Banner W, Gooch W M, Burckart G, Korones S B
Antimicrob Agents Chemother. 1980 Apr;17(4):691-4. doi: 10.1128/AAC.17.4.691.
The pharmacokinetics of nafcillin were studied in 13 premature neonates with suspected sepsis. The mean weight of the infants studied was 1.19 kg (range, 0.73 to 2.21 kg). Infants less than 7 days of age were given 100 mg of nafcillin per kg per 24 h (every 12 h), and infants more than 7 days of age were given 100 mg of nafcillin per kg per 24 h (every 8 h). Blood samples were obtained before the first dose on day 3 of therapy and at 0.5, 1.5, 3, and 6 h thereafter. Nafcillin concentrations were measured by a microbiological assay. A mean volume of distribution of 326 ml/kg and an elimination rate constant of 0.2040 h-1 were obtained in 10 patients less than 21 days of age. Three patients from 24 to 68 days of age had a mean volume of distribution of 303 ml/min and a mean elimination rate constant of 0.3944 h-1 (P less than 0.05). These data suggest that doses of nafcillin lower than those currently recommended may be adequate to achieve desired peak plasma levels of approximately 75 microgram/ml in infants with low birth weights.

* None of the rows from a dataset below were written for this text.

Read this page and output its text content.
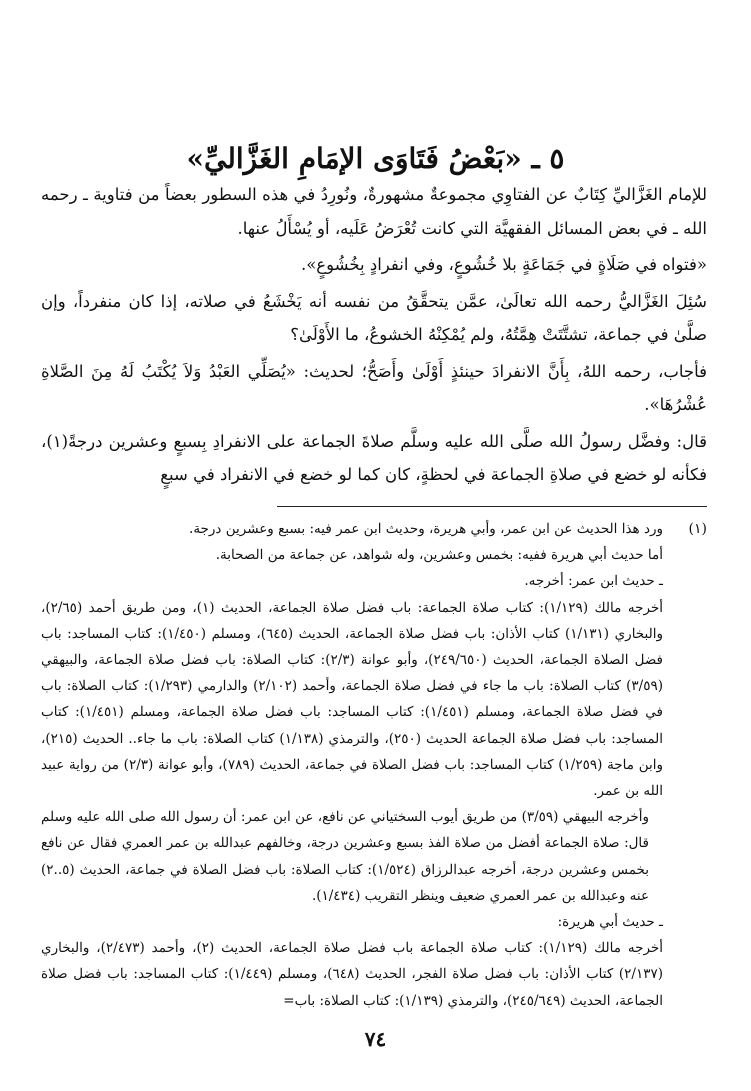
٥ ـ «بَعْضُ فَتَاوَى الإمَامِ الغَزَّاليِّ»

للإمام الغَزَّاليِّ كِتَابٌ عن الفتاوِي مجموعةٌ مشهورةٌ، ونُورِدُ في هذه السطور بعضاً من فتاوية ـ رحمه الله ـ في بعض المسائل الفقهيَّة التي كانت تُعْرَضُ عَلَيه، أو يُسْأَلُ عنها.

«فتواه في صَلَاةٍ في جَمَاعَةٍ بلا خُشُوعٍ، وفي انفرادٍ بِخُشُوعٍ».

سُئِلَ الغَزَّاليُّ رحمه الله تعالَىٰ، عمَّن يتحقَّقُ من نفسه أنه يَخْشَعُ في صلاته، إذا كان منفرداً، وإن صلَّىٰ في جماعة، تشتَّتَتْ هِمَّتُهُ، ولم يُمْكِنْهُ الخشوعُ، ما الأَوْلَىٰ؟

فأجاب، رحمه اللهُ، بِأَنَّ الانفرادَ حينئذٍ أَوْلَىٰ وأَصَحُّ؛ لحديث: «يُصَلِّي العَبْدُ وَلاَ يُكْتَبُ لَهُ مِنَ الصَّلاةِ عُشْرُهَا».

قال: وفضَّل رسولُ الله صلَّى الله عليه وسلَّم صلاةَ الجماعة على الانفرادِ بِسبعٍ وعشرين درجةً(١)، فكأنه لو خضع في صلاةِ الجماعة في لحظةٍ، كان كما لو خضع في الانفراد في سبعٍ

(١)

ورد هذا الحديث عن ابن عمر، وأبي هريرة، وحديث ابن عمر فيه: بسبع وعشرين درجة.

أما حديث أبي هريرة ففيه: بخمس وعشرين، وله شواهد، عن جماعة من الصحابة.

ـ حديث ابن عمر: أخرجه.

أخرجه مالك (١/١٢٩): كتاب صلاة الجماعة: باب فضل صلاة الجماعة، الحديث (١)، ومن طريق أحمد (٢/٦٥)، والبخاري (١/١٣١) كتاب الأذان: باب فضل صلاة الجماعة، الحديث (٦٤٥)، ومسلم (١/٤٥٠): كتاب المساجد: باب فضل الصلاة الجماعة، الحديث (٢٤٩/٦٥٠)، وأبو عوانة (٢/٣): كتاب الصلاة: باب فضل صلاة الجماعة، والبيهقي (٣/٥٩) كتاب الصلاة: باب ما جاء في فضل صلاة الجماعة، وأحمد (٢/١٠٢) والدارمي (١/٢٩٣): كتاب الصلاة: باب في فضل صلاة الجماعة، ومسلم (١/٤٥١): كتاب المساجد: باب فضل صلاة الجماعة، ومسلم (١/٤٥١): كتاب المساجد: باب فضل صلاة الجماعة الحديث (٢٥٠)، والترمذي (١/١٣٨) كتاب الصلاة: باب ما جاء.. الحديث (٢١٥)، وابن ماجة (١/٢٥٩) كتاب المساجد: باب فضل الصلاة في جماعة، الحديث (٧٨٩)، وأبو عوانة (٢/٣) من رواية عبيد الله بن عمر.

وأخرجه البيهقي (٣/٥٩) من طريق أيوب السختياني عن نافع، عن ابن عمر: أن رسول الله صلى الله عليه وسلم قال: صلاة الجماعة أفضل من صلاة الفذ بسبع وعشرين درجة، وخالفهم عبدالله بن عمر العمري فقال عن نافع بخمس وعشرين درجة، أخرجه عبدالرزاق (١/٥٢٤): كتاب الصلاة: باب فضل الصلاة في جماعة، الحديث (٥..٢) عنه وعبدالله بن عمر العمري ضعيف وينظر التقريب (١/٤٣٤).

ـ حديث أبي هريرة:

أخرجه مالك (١/١٢٩): كتاب صلاة الجماعة باب فضل صلاة الجماعة، الحديث (٢)، وأحمد (٢/٤٧٣)، والبخاري (٢/١٣٧) كتاب الأذان: باب فضل صلاة الفجر، الحديث (٦٤٨)، ومسلم (١/٤٤٩): كتاب المساجد: باب فضل صلاة الجماعة، الحديث (٢٤٥/٦٤٩)، والترمذي (١/١٣٩): كتاب الصلاة: باب=

٧٤
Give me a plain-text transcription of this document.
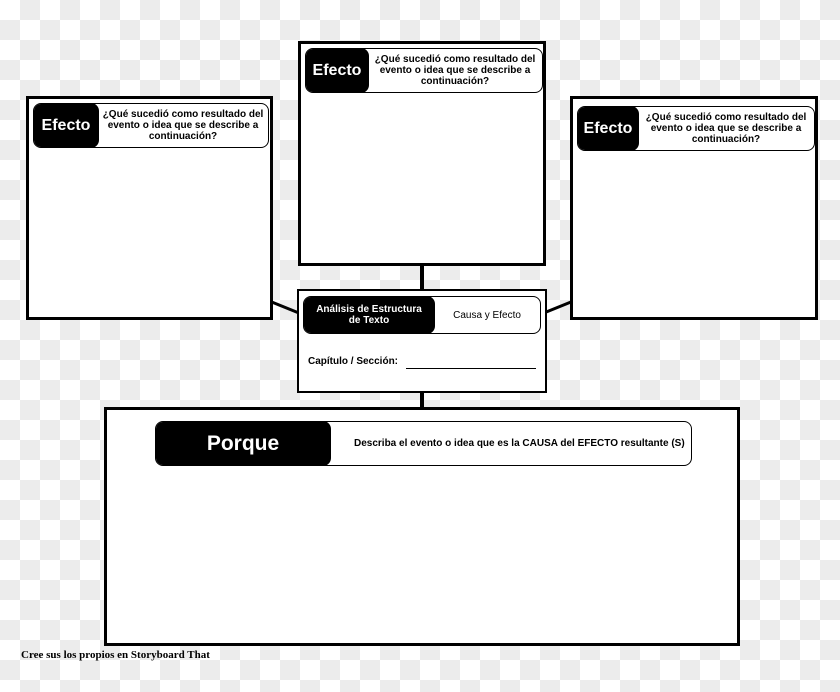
Efecto
¿Qué sucedió como resultado del evento o idea que se describe a continuación?
Efecto
¿Qué sucedió como resultado del evento o idea que se describe a continuación?
Efecto
¿Qué sucedió como resultado del evento o idea que se describe a continuación?
Análisis de Estructura de Texto	Causa y Efecto
Capítulo / Sección:
Porque	Describa el evento o idea que es la CAUSA del EFECTO resultante (S)
Cree sus los propios en Storyboard That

对13例疑似败血症的早产儿进行了萘夫西林的药代动力学研究。所研究婴儿的平均体重为1.19千克(范围为0.73至2.21千克)。7日龄以下的婴儿每24小时每千克给予100毫克萘夫西林(每12小时一次),7日龄以上的婴儿每24小时每千克给予100毫克萘夫西林(每8小时一次)。在治疗第3天首次给药前以及此后的0.5、1.5、3和6小时采集血样。通过微生物测定法测量萘夫西林浓度。在10例21日龄以下的患者中,平均分布容积为326毫升/千克,消除速率常数为0.2040小时-1。3例24至68日龄的患者平均分布容积为303毫升/分钟,平均消除速率常数为0.3944小时-1(P小于0.05)。这些数据表明,对于低出生体重的婴儿,低于目前推荐剂量的萘夫西林可能足以达到约75微克/毫升的预期血浆峰值水平。